Шнуров ловко набивал себе несомненно пацанскую, но не всегда соответствующую истине цену, почти как Высоцкий со своей великоотечественной и тюремной антропологией. Все эти его фразочки: «…твою жопу при людях хватаю своей волосатой рукой», «Утром я захожу в гараж и на свой мотоцикл гляжу», «А я с баяном, а вот он я» — были не более чем остроумными автонаветами — руки у Шнурова нисколько не волосатые, внутривенных наркотиков он сторонился, а мотоцикл не водил отродясь. «Ленинград» можно было поймать на слове, но заниматься этим совершенно не хотелось. К тому же на каком-то московском сольнике, представляя песню «Мой мотоцикл», Шнур честно признался, что образ мотоцикла служит для него метафорой собственного хуя. А рекламируя раз грядущие концерты The Tiger Lillies (чьих гастролей тут он, конечно, не ожидал), С.В.Ш. во всеуслышание посовестился: «Ну, мы там спиздили у них пару песен». (Кстати о мотоцикле: был у него одно время «навороченный» трехколесный велосипед. Просуществовал недолго. Однажды с похмелья Шнуров подарил его какому-то человеку — просто чтобы какой-то человек отстал.) В общем, он понимал все правильно — рок-н-ролл был для него искусством вранья по мелочам, однако по принципиальным вопросам он не лукавил. Его взгляд на окружающую рок-музыку чем-то напоминал отношение Ван Гога к профессиональным живописцам, которые, будучи виртуозами частного порядка, убирали из картин самое главное.

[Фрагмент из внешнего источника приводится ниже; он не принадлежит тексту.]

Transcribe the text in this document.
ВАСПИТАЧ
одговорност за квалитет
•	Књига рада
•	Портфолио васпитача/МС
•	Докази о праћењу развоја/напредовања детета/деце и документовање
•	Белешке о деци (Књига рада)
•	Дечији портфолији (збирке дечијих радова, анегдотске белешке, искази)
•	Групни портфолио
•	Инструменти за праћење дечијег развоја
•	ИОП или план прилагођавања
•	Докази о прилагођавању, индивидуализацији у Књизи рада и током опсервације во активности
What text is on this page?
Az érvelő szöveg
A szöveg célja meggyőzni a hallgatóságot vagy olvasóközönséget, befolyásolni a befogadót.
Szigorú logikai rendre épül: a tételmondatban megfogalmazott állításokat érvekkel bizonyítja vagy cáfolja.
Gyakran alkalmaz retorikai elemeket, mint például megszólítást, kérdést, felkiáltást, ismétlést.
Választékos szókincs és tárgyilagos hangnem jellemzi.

Шнуров уже тогда умел неплохо пасти народы. У него была хорошая боксерская реакция в обращении с залом (а также с собственным ансамблем): кому дерзил, кому потворствовал. Мог сунуть кому-то без заминки в рожу, мог, напротив, вытащить кого-нибудь на сцену и на пару минут премировать микрофоном, мог поинтересоваться: «Ну че ты мне фак показываешь, я тоже так умею». Умел пожаловаться звукорежиссеру: «Я, конечно, понимаю, что мы из провинции, но вообще-то… монитор под перкуссию включите». Шнуров контролировал ситуацию, растворяясь в ней, — такой у него был стиль управления. Все было очень четко и по делу. Он никогда не переигрывал в плане конферанса. Кем-кем, а тамадой он точно не был.
(Год спустя Шнуров получит за свою концертную отвагу награду от «Нашего Радио» с идиотским названием Poboroll. Премия была моментально переименована в Proeball, поскольку она потерялась практически на месте вручения. Вручал ее Троицкий.)